The times where interesting, too, because the other seven Council members constantly argued with Hargis and Hayes. Hayes even brought charges against a Council member for voting on something he should have abstained from and filed suit against the Council for not agreeing to his choice for a city attorney.

In 1974, 17 candidates filed for the Council election, with two "parties": those for the Citizens for Open Government and those for the Council majority.

It was a turbulent time for Shawnee, and the population was growing so quickly the government had to grow, too.

For example, the proposed 1974 budget increased 25.8 percent over projected expenditures for 1973, the Northeast Johnson County Herald reported. The increase was largely due to the hiring of the first city manager, city engineer and building inspector.

Though Hargis said the longtime Council members at the time had ways of getting those they didn't like off the Council, she stuck around for five two-year terms.

"I tried more than a lot of them to represent what the citizens wanted," Hargis said. "... I tried to be an honest politician and I think I got pretty close to that," she says. "Unfortunately, it hasn't caught on."

In the early 1980s, just a month short of her 10th year on the Council, Hargis had to resign as she had moved to another ward. She tried to run again in her new ward but was beaten for the first and last time by Frank Goode, the current Ward II Council member.

Though she took a brief break when her mother died, Hargis has continued to attend Council meetings to stand up for the taxpayers and keep an eye on Council members.

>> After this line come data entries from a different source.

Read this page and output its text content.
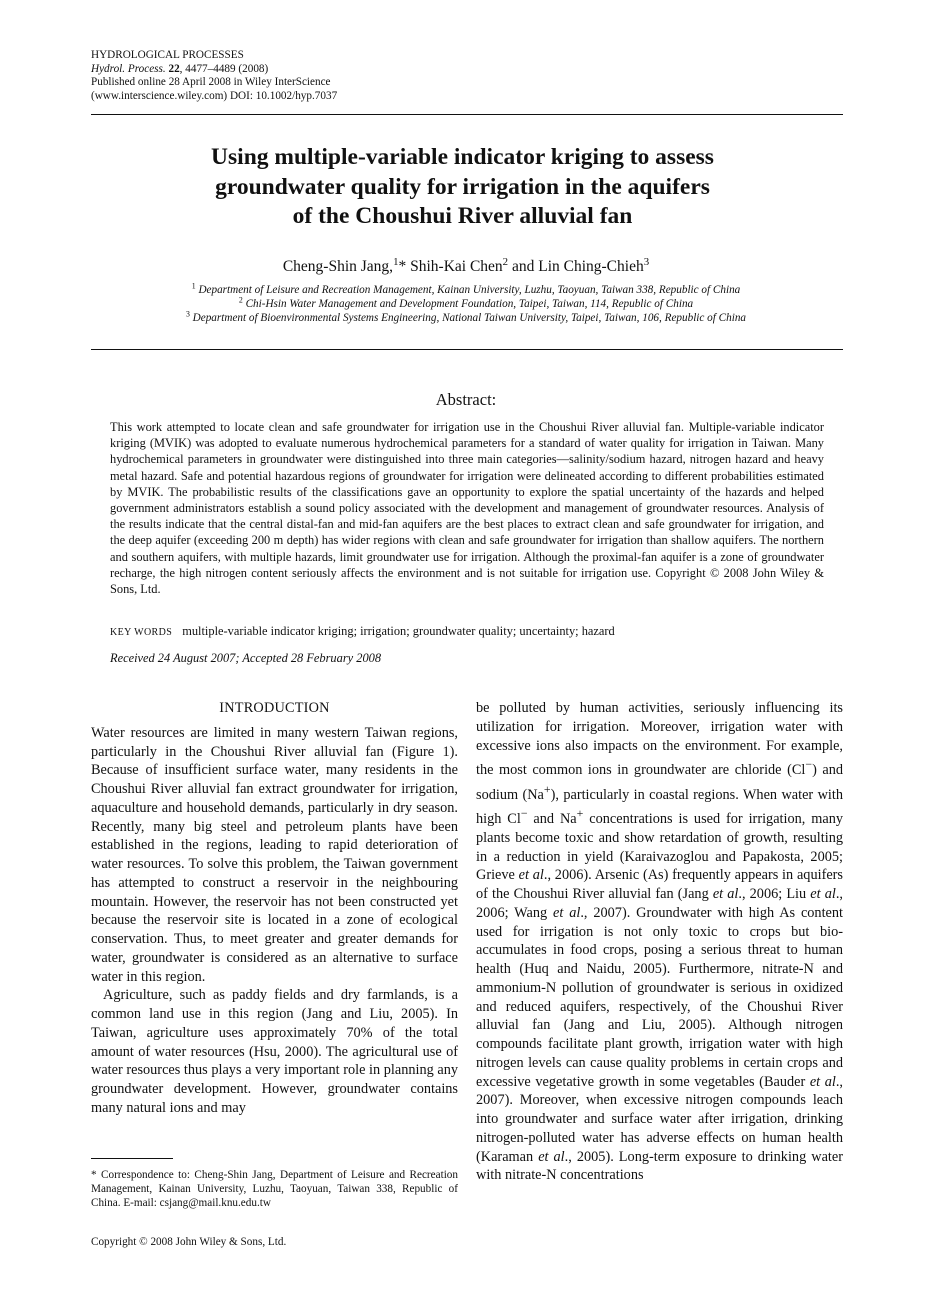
HYDROLOGICAL PROCESSES

Hydrol. Process. 22, 4477–4489 (2008)

Published online 28 April 2008 in Wiley InterScience

(www.interscience.wiley.com) DOI: 10.1002/hyp.7037

Using multiple-variable indicator kriging to assess
groundwater quality for irrigation in the aquifers
of the Choushui River alluvial fan
Cheng-Shin Jang,$^1$* Shih-Kai Chen$^2$ and Lin Ching-Chieh$^3$
$^1$ Department of Leisure and Recreation Management, Kainan University, Luzhu, Taoyuan, Taiwan 338, Republic of China
$^2$ Chi-Hsin Water Management and Development Foundation, Taipei, Taiwan, 114, Republic of China
$^3$ Department of Bioenvironmental Systems Engineering, National Taiwan University, Taipei, Taiwan, 106, Republic of China
Abstract:
This work attempted to locate clean and safe groundwater for irrigation use in the Choushui River alluvial fan. Multiple-variable indicator kriging (MVIK) was adopted to evaluate numerous hydrochemical parameters for a standard of water quality for irrigation in Taiwan. Many hydrochemical parameters in groundwater were distinguished into three main categories—salinity/sodium hazard, nitrogen hazard and heavy metal hazard. Safe and potential hazardous regions of groundwater for irrigation were delineated according to different probabilities estimated by MVIK. The probabilistic results of the classifications gave an opportunity to explore the spatial uncertainty of the hazards and helped government administrators establish a sound policy associated with the development and management of groundwater resources. Analysis of the results indicate that the central distal-fan and mid-fan aquifers are the best places to extract clean and safe groundwater for irrigation, and the deep aquifer (exceeding 200 m depth) has wider regions with clean and safe groundwater for irrigation than shallow aquifers. The northern and southern aquifers, with multiple hazards, limit groundwater use for irrigation. Although the proximal-fan aquifer is a zone of groundwater recharge, the high nitrogen content seriously affects the environment and is not suitable for irrigation use. Copyright © 2008 John Wiley & Sons, Ltd.
KEY WORDS multiple-variable indicator kriging; irrigation; groundwater quality; uncertainty; hazard
Received 24 August 2007; Accepted 28 February 2008

INTRODUCTION

Water resources are limited in many western Taiwan regions, particularly in the Choushui River alluvial fan (Figure 1). Because of insufficient surface water, many residents in the Choushui River alluvial fan extract groundwater for irrigation, aquaculture and household demands, particularly in dry season. Recently, many big steel and petroleum plants have been established in the regions, leading to rapid deterioration of water resources. To solve this problem, the Taiwan government has attempted to construct a reservoir in the neighbouring mountain. However, the reservoir has not been constructed yet because the reservoir site is located in a zone of ecological conservation. Thus, to meet greater and greater demands for water, groundwater is considered as an alternative to surface water in this region.

Agriculture, such as paddy fields and dry farmlands, is a common land use in this region (Jang and Liu, 2005). In Taiwan, agriculture uses approximately 70% of the total amount of water resources (Hsu, 2000). The agricultural use of water resources thus plays a very important role in planning any groundwater development. However, groundwater contains many natural ions and may

* Correspondence to: Cheng-Shin Jang, Department of Leisure and Recreation Management, Kainan University, Luzhu, Taoyuan, Taiwan 338, Republic of China. E-mail: csjang@mail.knu.edu.tw

be polluted by human activities, seriously influencing its utilization for irrigation. Moreover, irrigation water with excessive ions also impacts on the environment. For example, the most common ions in groundwater are chloride (Cl−) and sodium (Na+), particularly in coastal regions. When water with high Cl− and Na+ concentrations is used for irrigation, many plants become toxic and show retardation of growth, resulting in a reduction in yield (Karaivazoglou and Papakosta, 2005; Grieve et al., 2006). Arsenic (As) frequently appears in aquifers of the Choushui River alluvial fan (Jang et al., 2006; Liu et al., 2006; Wang et al., 2007). Groundwater with high As content used for irrigation is not only toxic to crops but bio-accumulates in food crops, posing a serious threat to human health (Huq and Naidu, 2005). Furthermore, nitrate-N and ammonium-N pollution of groundwater is serious in oxidized and reduced aquifers, respectively, of the Choushui River alluvial fan (Jang and Liu, 2005). Although nitrogen compounds facilitate plant growth, irrigation water with high nitrogen levels can cause quality problems in certain crops and excessive vegetative growth in some vegetables (Bauder et al., 2007). Moreover, when excessive nitrogen compounds leach into groundwater and surface water after irrigation, drinking nitrogen-polluted water has adverse effects on human health (Karaman et al., 2005). Long-term exposure to drinking water with nitrate-N concentrations

Copyright © 2008 John Wiley & Sons, Ltd.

"I keep running into people who ask me if I'm still going down there, and they say 'Good, they need someone to keep an eye on them,'" Hargis said. "... (people) remember me because I was outspoken and I stood up for them, and I still try to do that -- but I don't get very far."

Hargis tries to challenge the Council to remember to spend their constituents' money wisely, though she worries that's getting harder as the city grows.

"The chamber (of commerce) and the developers have more to say than we do," Hargis says. "They've taken our government away from us, in my view."

She said she sees competition between the cities for economic development ruling Council decisions.

"Shawnee used to say, 'Well, if Overland Park is doing it, we don't want to,' and now, it's a constant comparison between them," Hargis said.

Hargis demands documentation for many things from the city -- in a filing cabinet in her garage, she keeps track of many city issues. Though she knows some may see her as a nuisance, Hargis said she feels it's her duty to care, even when others don't.

"When I go and ask for these things, I'm not asking for myself," she says. "I just think the people should have a voice."